The rejection by his family "didn't deter him from following his destiny," Perlman wrote. "If anything, it brought him closer to his Messiah, who was 'despised and rejected' by so many. Moishe immersed himself in the Scriptures and never wavered from being a forthright teller of the truth of the gospel. He actually came to discover that he loved to tell others about Y'shua."

Within a year, Rosen had a call from God: "... as he was devouring the Book of Acts for the second time," Perlman wrote, "he read the words 'I have declared to both Jews and Greeks that they must turn to God in repentance and have faith in our Lord Jesus' (Acts 20:21) and he knew, as he put it, that it was God's personal call to him, a message 'more real than if I had audibly perceived His voice that God was speaking to me, calling me, telling me, that I was to be a witness to Jews and Gentiles.'"

Rosen enrolled at Northeastern Bible College in New Jersey and, after graduating in 1957, was ordained as a Conservative Baptist minister.

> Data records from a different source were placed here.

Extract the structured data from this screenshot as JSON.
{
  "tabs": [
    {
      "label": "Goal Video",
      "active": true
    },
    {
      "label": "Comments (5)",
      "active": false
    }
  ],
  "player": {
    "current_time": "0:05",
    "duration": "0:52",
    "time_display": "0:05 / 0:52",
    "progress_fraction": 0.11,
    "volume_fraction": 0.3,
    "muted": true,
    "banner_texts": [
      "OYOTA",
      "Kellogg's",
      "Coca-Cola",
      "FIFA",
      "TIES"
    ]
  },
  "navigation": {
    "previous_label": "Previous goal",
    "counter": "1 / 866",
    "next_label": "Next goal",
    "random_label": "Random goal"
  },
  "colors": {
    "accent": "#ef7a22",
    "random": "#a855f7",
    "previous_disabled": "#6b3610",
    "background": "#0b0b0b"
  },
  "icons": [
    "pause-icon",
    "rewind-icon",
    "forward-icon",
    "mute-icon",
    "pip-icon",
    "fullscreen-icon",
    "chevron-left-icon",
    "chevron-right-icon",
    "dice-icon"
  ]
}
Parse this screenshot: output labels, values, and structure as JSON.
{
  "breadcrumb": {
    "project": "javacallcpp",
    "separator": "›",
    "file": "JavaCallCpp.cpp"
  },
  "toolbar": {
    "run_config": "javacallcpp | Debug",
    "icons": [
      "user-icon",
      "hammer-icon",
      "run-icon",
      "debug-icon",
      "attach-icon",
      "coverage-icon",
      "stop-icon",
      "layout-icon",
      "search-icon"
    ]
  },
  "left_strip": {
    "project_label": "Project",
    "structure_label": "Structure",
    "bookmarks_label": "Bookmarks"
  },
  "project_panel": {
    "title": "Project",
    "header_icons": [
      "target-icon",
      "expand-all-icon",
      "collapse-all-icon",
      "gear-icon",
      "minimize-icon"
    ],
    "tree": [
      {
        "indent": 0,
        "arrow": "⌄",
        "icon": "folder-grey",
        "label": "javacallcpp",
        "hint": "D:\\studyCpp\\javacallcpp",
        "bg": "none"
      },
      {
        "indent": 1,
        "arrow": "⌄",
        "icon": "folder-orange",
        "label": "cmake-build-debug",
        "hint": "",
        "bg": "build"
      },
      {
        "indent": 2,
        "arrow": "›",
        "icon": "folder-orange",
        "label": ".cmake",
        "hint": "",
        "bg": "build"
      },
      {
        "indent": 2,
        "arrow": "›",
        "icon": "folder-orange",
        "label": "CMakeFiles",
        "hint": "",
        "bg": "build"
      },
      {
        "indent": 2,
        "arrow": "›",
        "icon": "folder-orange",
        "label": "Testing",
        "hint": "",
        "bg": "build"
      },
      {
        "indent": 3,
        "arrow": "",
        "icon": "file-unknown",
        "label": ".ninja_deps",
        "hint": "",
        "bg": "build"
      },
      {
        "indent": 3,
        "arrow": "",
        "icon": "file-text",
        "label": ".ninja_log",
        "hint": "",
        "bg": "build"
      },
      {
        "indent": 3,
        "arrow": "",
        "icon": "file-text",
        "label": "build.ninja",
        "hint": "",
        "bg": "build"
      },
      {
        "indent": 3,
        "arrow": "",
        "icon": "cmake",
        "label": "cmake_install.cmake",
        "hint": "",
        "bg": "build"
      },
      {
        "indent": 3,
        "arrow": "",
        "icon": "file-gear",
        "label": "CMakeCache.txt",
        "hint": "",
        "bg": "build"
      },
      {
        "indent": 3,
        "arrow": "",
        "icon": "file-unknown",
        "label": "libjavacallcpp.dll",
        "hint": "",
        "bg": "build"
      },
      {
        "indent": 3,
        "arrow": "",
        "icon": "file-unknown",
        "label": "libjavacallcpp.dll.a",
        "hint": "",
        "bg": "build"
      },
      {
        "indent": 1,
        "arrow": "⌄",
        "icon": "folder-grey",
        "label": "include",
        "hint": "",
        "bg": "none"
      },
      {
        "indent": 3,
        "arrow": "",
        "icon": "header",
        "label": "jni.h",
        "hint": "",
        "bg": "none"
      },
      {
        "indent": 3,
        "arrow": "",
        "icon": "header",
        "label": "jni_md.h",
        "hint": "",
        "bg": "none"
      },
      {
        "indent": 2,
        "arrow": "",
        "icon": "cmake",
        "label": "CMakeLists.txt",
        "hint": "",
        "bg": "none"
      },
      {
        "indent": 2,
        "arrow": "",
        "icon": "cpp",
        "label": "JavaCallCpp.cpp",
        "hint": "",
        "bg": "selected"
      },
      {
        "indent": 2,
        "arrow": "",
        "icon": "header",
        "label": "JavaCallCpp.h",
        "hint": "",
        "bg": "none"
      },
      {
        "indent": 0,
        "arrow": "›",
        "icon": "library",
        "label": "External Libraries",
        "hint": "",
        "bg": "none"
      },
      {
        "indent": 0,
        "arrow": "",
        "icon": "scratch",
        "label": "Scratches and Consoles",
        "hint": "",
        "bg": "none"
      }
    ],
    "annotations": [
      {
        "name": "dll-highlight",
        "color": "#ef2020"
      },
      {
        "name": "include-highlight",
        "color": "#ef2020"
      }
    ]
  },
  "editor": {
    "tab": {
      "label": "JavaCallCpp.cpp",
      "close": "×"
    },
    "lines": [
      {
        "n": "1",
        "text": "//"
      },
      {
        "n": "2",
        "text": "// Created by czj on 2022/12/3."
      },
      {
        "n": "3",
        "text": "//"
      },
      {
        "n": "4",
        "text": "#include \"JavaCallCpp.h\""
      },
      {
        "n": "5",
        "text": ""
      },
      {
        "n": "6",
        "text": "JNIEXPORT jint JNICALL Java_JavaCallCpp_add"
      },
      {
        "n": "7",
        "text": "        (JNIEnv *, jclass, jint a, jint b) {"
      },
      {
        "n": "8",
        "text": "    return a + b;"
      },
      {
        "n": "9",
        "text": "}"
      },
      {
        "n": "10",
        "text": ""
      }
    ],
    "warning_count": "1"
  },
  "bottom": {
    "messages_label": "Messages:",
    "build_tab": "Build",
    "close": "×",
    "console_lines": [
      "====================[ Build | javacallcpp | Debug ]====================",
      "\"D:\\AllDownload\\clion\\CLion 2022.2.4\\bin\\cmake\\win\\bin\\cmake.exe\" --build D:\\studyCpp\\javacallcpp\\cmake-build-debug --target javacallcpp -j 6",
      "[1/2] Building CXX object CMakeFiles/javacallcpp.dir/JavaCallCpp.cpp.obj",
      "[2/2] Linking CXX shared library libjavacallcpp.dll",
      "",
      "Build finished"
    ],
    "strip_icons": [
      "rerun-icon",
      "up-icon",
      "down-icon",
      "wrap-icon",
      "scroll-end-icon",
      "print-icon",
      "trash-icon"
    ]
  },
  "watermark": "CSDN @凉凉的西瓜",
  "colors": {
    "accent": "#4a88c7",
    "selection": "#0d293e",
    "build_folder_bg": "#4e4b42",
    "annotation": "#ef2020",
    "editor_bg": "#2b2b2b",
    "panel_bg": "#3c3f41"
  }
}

He joined the staff of the American Board of Missions to the Jews, working 10 years in Los Angeles and seven years in New York City. Uncomfortable in an administrative role, he began visiting college campuses in New York, "listening and learning what was on the hearts of young Jewish people," Perlman wrote, "and how he might find ways to connect to their spiritual hunger."

Rosen began to carve out those connections in 1973 when he founded Jews for Jesus, which today numbers 200 staff members in the United States and worldwide.

Jews for Jesus' outreach encompasses evangelistic campaigns in New York City, London, Paris and other major cities; evangelistic pamphlets and books; Bible instruction, discipleship and witness training; music and drama teams; full-page newspaper and magazine ads and other secular media outreach; and Internet evangelism.

Rosen stepped down as executive director of Jews for Jesus in 1996 at the age of 64 but continued to serve on the board of directors and as a staff member. Among the books recounting the Jews for Jesus story are "Not Ashamed: The Story of Jews for Jesus" by Ruth Tucker (1999) and "Jews for Jesus" by Rosen and Bill Proctor (1974).

Rosen played a key role in the formation of the Lausanne Consultation on Jewish Evangelism, which emerged from the 1980 Consultation on World Evangelization in Pattaya, Thailand.

Moishe Rosen is survived by his wife of sixty years, Ceil, his brother Don, his daughter, Lyn Bond and her husband, Alan, his daughter Ruth Rosen and two grandchildren, Asher and Bethany Bond.

The original BP News article has been edited slightly by the Christian Examiner.